Four years later, the G8 Partnership countries have pledged approximately $17.5 billion to this work, but it has not received the sustained attention and effort needed to reduce these dangers. According to the report, the Partnership “has not yet reached its financial goal of $20 billion in pledges, and so far, only a small portion of pledges have been turned into projects.” Resources should be dedicated to completing work in the former Soviet Union while at the same time countries should begin addressing urgent nuclear, biological and chemical security vulnerabilities in the rest of the world.
The report assesses that while the G8 leaders have given important rhetorical priority to the work of securing WMD stocks, progress to date does not yet reflect the necessary urgency of the threat of WMD terrorism.

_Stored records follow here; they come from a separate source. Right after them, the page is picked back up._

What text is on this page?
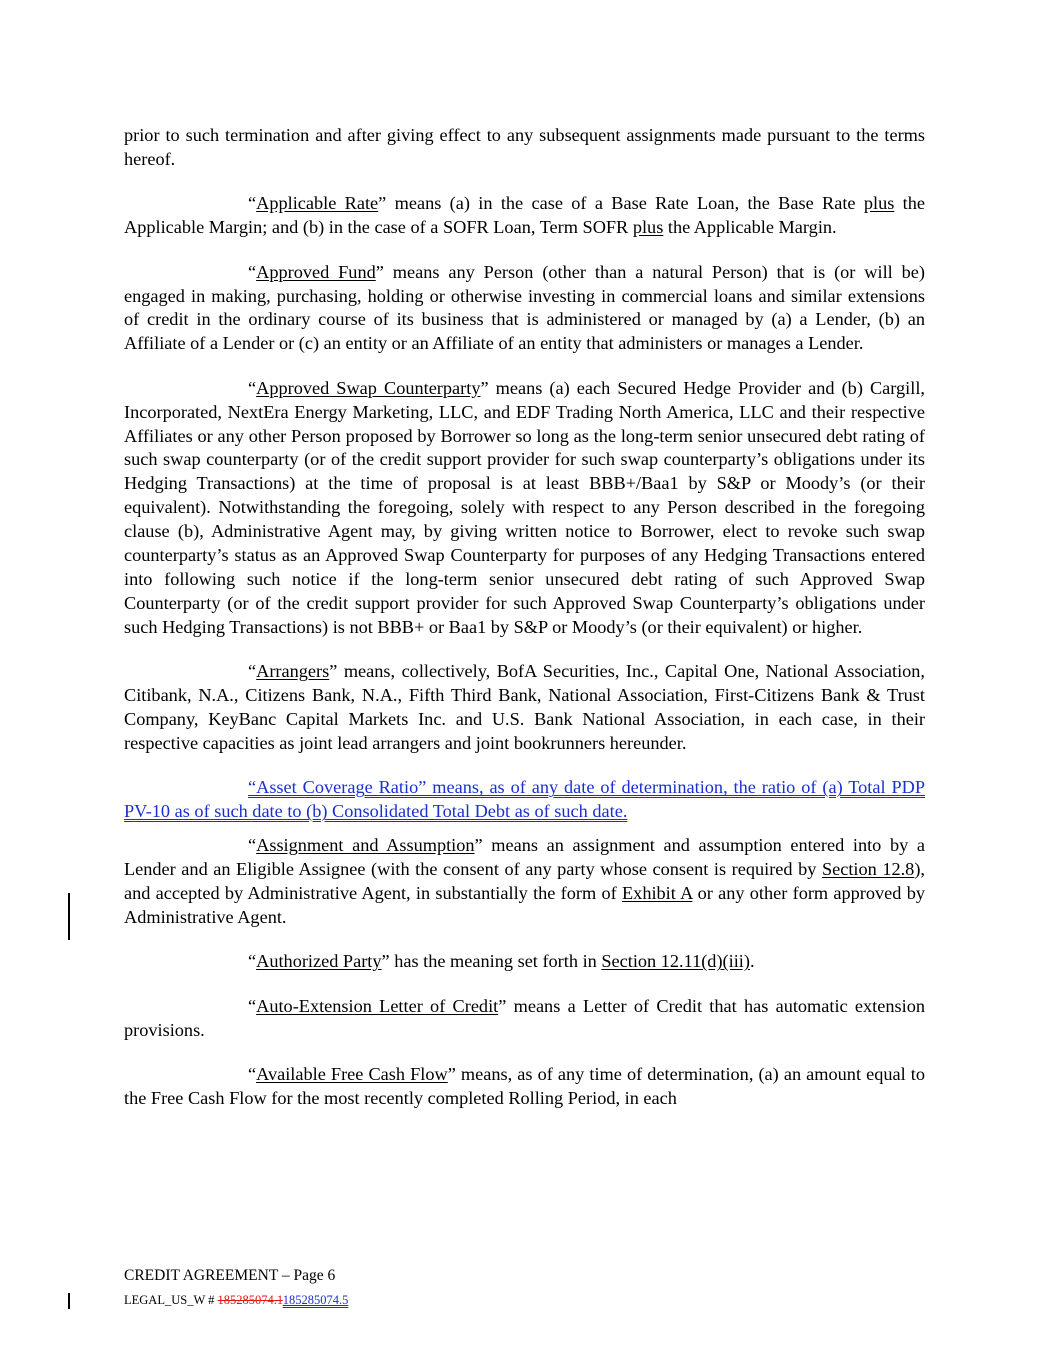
prior to such termination and after giving effect to any subsequent assignments made pursuant to the terms hereof.

“Applicable Rate” means (a) in the case of a Base Rate Loan, the Base Rate plus the Applicable Margin; and (b) in the case of a SOFR Loan, Term SOFR plus the Applicable Margin.

“Approved Fund” means any Person (other than a natural Person) that is (or will be) engaged in making, purchasing, holding or otherwise investing in commercial loans and similar extensions of credit in the ordinary course of its business that is administered or managed by (a) a Lender, (b) an Affiliate of a Lender or (c) an entity or an Affiliate of an entity that administers or manages a Lender.

“Approved Swap Counterparty” means (a) each Secured Hedge Provider and (b) Cargill, Incorporated, NextEra Energy Marketing, LLC, and EDF Trading North America, LLC and their respective Affiliates or any other Person proposed by Borrower so long as the long-term senior unsecured debt rating of such swap counterparty (or of the credit support provider for such swap counterparty’s obligations under its Hedging Transactions) at the time of proposal is at least BBB+/Baa1 by S&P or Moody’s (or their equivalent). Notwithstanding the foregoing, solely with respect to any Person described in the foregoing clause (b), Administrative Agent may, by giving written notice to Borrower, elect to revoke such swap counterparty’s status as an Approved Swap Counterparty for purposes of any Hedging Transactions entered into following such notice if the long-term senior unsecured debt rating of such Approved Swap Counterparty (or of the credit support provider for such Approved Swap Counterparty’s obligations under such Hedging Transactions) is not BBB+ or Baa1 by S&P or Moody’s (or their equivalent) or higher.

“Arrangers” means, collectively, BofA Securities, Inc., Capital One, National Association, Citibank, N.A., Citizens Bank, N.A., Fifth Third Bank, National Association, First-Citizens Bank & Trust Company, KeyBanc Capital Markets Inc. and U.S. Bank National Association, in each case, in their respective capacities as joint lead arrangers and joint bookrunners hereunder.

“Asset Coverage Ratio” means, as of any date of determination, the ratio of (a) Total PDP PV-10 as of such date to (b) Consolidated Total Debt as of such date.

“Assignment and Assumption” means an assignment and assumption entered into by a Lender and an Eligible Assignee (with the consent of any party whose consent is required by Section 12.8), and accepted by Administrative Agent, in substantially the form of Exhibit A or any other form approved by Administrative Agent.

“Authorized Party” has the meaning set forth in Section 12.11(d)(iii).

“Auto-Extension Letter of Credit” means a Letter of Credit that has automatic extension provisions.

“Available Free Cash Flow” means, as of any time of determination, (a) an amount equal to the Free Cash Flow for the most recently completed Rolling Period, in each

CREDIT AGREEMENT – Page 6
LEGAL_US_W # 185285074.1185285074.5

The report gives recommendations for how the Global Partnership countries can move more quickly to ensure that funds are reducing the most urgent threats of securing nuclear and biological materials.

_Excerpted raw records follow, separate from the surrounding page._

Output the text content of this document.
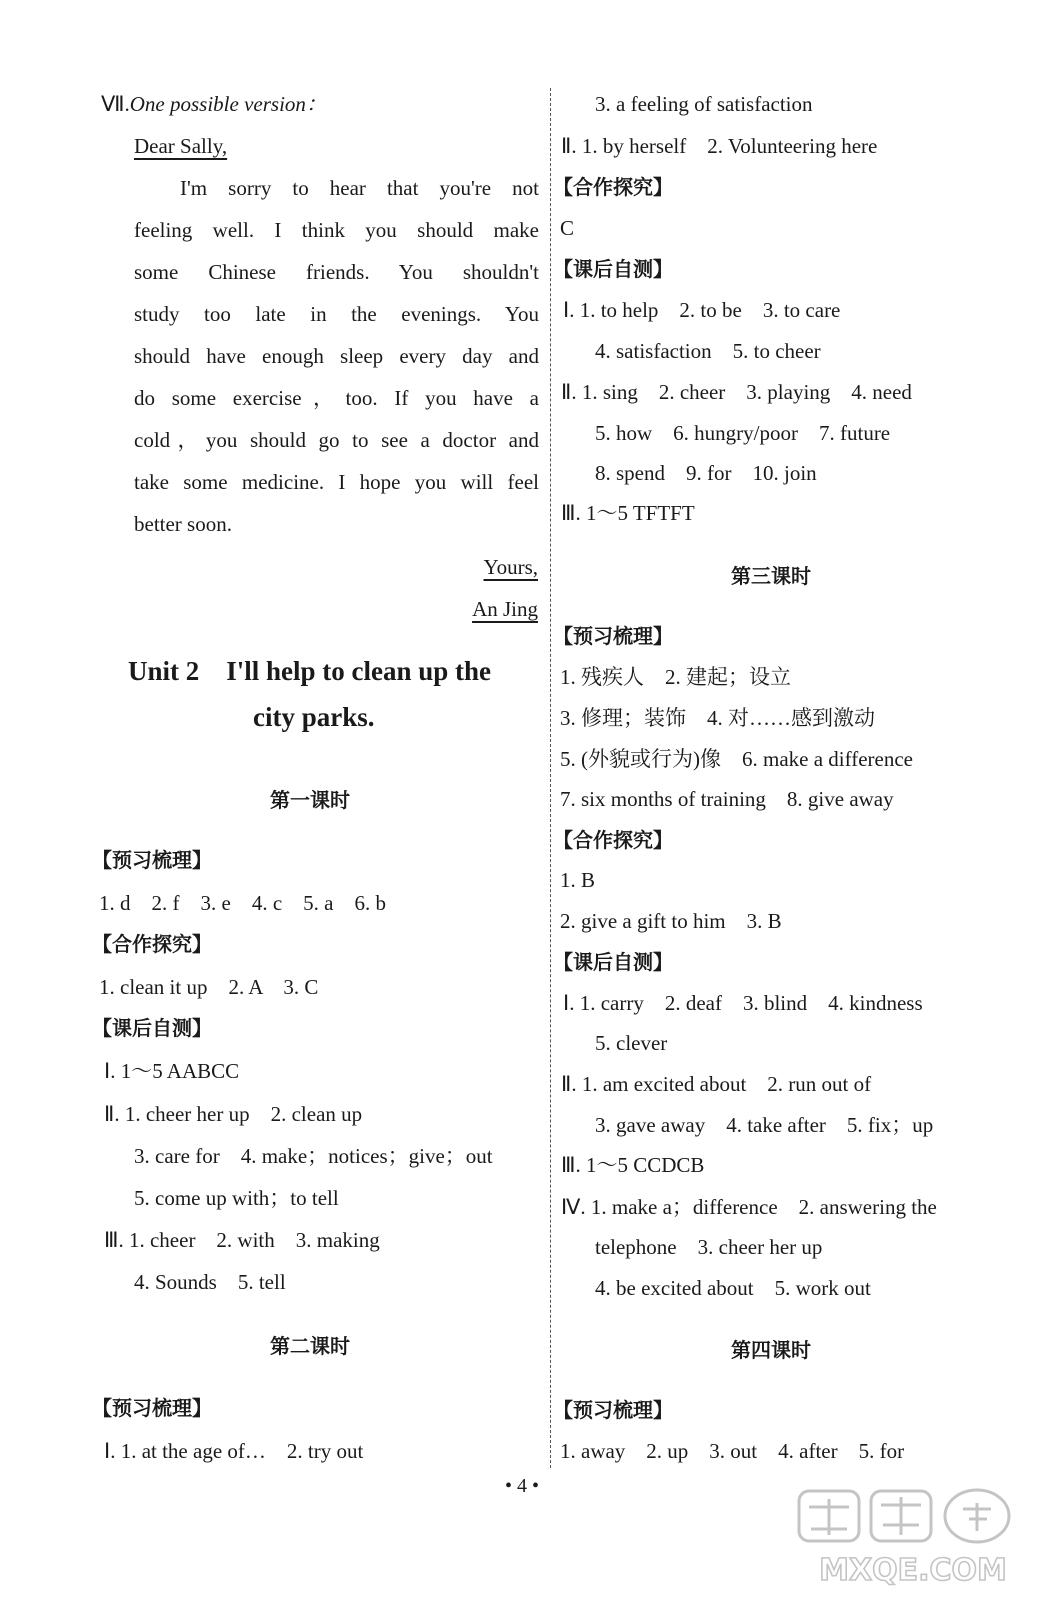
Ⅶ.One possible version：
Dear Sally,
I'm sorry to hear that you're not
feeling well. I think you should make
some Chinese friends. You shouldn't
study too late in the evenings. You
should have enough sleep every day and
do some exercise，too. If you have a
cold，you should go to see a doctor and
take some medicine. I hope you will feel
better soon.
Yours,
An Jing
Unit 2　I'll help to clean up the
city parks.
第一课时
【预习梳理】
1. d　2. f　3. e　4. c　5. a　6. b
【合作探究】
1. clean it up　2. A　3. C
【课后自测】
Ⅰ. 1～5 AABCC
Ⅱ. 1. cheer her up　2. clean up
3. care for　4. make；notices；give；out
5. come up with；to tell
Ⅲ. 1. cheer　2. with　3. making
4. Sounds　5. tell
第二课时
【预习梳理】
Ⅰ. 1. at the age of…　2. try out
3. a feeling of satisfaction
Ⅱ. 1. by herself　2. Volunteering here
【合作探究】
C
【课后自测】
Ⅰ. 1. to help　2. to be　3. to care
4. satisfaction　5. to cheer
Ⅱ. 1. sing　2. cheer　3. playing　4. need
5. how　6. hungry/poor　7. future
8. spend　9. for　10. join
Ⅲ. 1～5 TFTFT
第三课时
【预习梳理】
1. 残疾人　2. 建起；设立
3. 修理；装饰　4. 对……感到激动
5. (外貌或行为)像　6. make a difference
7. six months of training　8. give away
【合作探究】
1. B
2. give a gift to him　3. B
【课后自测】
Ⅰ. 1. carry　2. deaf　3. blind　4. kindness
5. clever
Ⅱ. 1. am excited about　2. run out of
3. gave away　4. take after　5. fix；up
Ⅲ. 1～5 CCDCB
Ⅳ. 1. make a；difference　2. answering the
telephone　3. cheer her up
4. be excited about　5. work out
第四课时
【预习梳理】
1. away　2. up　3. out　4. after　5. for
• 4 •
MXQE.COM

The report also recommends how Russia’s leadership as president of the G8 in 2006 can be a catalyst for this global effort. “As G8 President, Russia has a unique opportunity to demonstrate its leading role in preventing catastrophic terrorism by reinvigorating the Global Partnership, focusing its work priorities on the most vulnerable materials, and rallying the rest of the G8 to work together to secure or remove all WMD-useable material around the globe,” said Robert Einhorn, Senior Adviser at the Center for Strategic and International Studies (CSIS) and former Assistant Secretary of State for Nonproliferation.
About the Projects
The fifth in an annual series prepared by Harvard’s Managing the Atom project and commissioned by NTI, “Securing the Bomb 2006” and its online companion at www.nti.org/about/projects/Securing-bomb/ provide the most detailed assessment of global nuclear threat reduction programs to date, both in terms of work completed and dollars spent, along with comprehensive recommendations for action. The website features in-depth program-by-program assessments and recommendations and an interactive budget database including the budgets for each U.S. nuclear threat reduction program from 1992 to the present.

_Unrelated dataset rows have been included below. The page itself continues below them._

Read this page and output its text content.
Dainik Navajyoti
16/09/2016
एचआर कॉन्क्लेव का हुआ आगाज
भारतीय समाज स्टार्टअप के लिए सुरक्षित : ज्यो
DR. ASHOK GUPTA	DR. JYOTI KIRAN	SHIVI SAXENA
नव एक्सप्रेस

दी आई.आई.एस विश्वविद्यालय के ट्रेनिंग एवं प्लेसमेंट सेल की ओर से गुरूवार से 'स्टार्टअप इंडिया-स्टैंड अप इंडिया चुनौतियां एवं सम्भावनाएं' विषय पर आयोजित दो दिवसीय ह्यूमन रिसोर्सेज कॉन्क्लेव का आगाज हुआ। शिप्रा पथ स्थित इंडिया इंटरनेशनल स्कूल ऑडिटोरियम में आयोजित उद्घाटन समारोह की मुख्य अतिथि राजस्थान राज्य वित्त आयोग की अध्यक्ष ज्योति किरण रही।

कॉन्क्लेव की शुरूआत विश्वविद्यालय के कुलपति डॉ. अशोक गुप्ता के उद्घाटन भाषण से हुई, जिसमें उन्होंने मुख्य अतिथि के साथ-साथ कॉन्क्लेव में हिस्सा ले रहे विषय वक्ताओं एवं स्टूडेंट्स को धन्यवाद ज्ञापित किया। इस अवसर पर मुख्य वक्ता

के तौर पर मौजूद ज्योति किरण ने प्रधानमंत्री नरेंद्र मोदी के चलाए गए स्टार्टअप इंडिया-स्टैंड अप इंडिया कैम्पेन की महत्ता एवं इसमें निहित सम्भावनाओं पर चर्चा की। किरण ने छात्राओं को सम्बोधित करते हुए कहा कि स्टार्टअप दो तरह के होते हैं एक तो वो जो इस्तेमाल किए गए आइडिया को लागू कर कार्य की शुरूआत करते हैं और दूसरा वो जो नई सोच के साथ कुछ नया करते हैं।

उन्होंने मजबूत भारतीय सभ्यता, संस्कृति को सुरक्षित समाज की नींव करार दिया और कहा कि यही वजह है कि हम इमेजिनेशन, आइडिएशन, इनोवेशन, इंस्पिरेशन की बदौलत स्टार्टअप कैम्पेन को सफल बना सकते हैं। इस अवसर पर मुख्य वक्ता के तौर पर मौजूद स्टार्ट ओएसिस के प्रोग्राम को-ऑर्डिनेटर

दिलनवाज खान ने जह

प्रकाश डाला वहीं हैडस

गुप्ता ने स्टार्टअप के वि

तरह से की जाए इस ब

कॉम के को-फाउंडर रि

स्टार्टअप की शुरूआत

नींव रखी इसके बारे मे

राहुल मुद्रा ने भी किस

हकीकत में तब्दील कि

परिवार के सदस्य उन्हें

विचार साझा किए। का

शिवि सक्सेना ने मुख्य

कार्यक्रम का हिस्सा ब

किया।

The Strengthening the Global Partnership project is a CSIS-led consortium of 24 research institutes in 19 European, Asian, and North American countries working to build political and financial support for G8 efforts to reduce the dangers from nuclear, biological and chemical weapons, beginning in the former Soviet Union. The project’s ultimate goal is to ensure sustained financial support for and effective implementation of the G8 Global Partnership.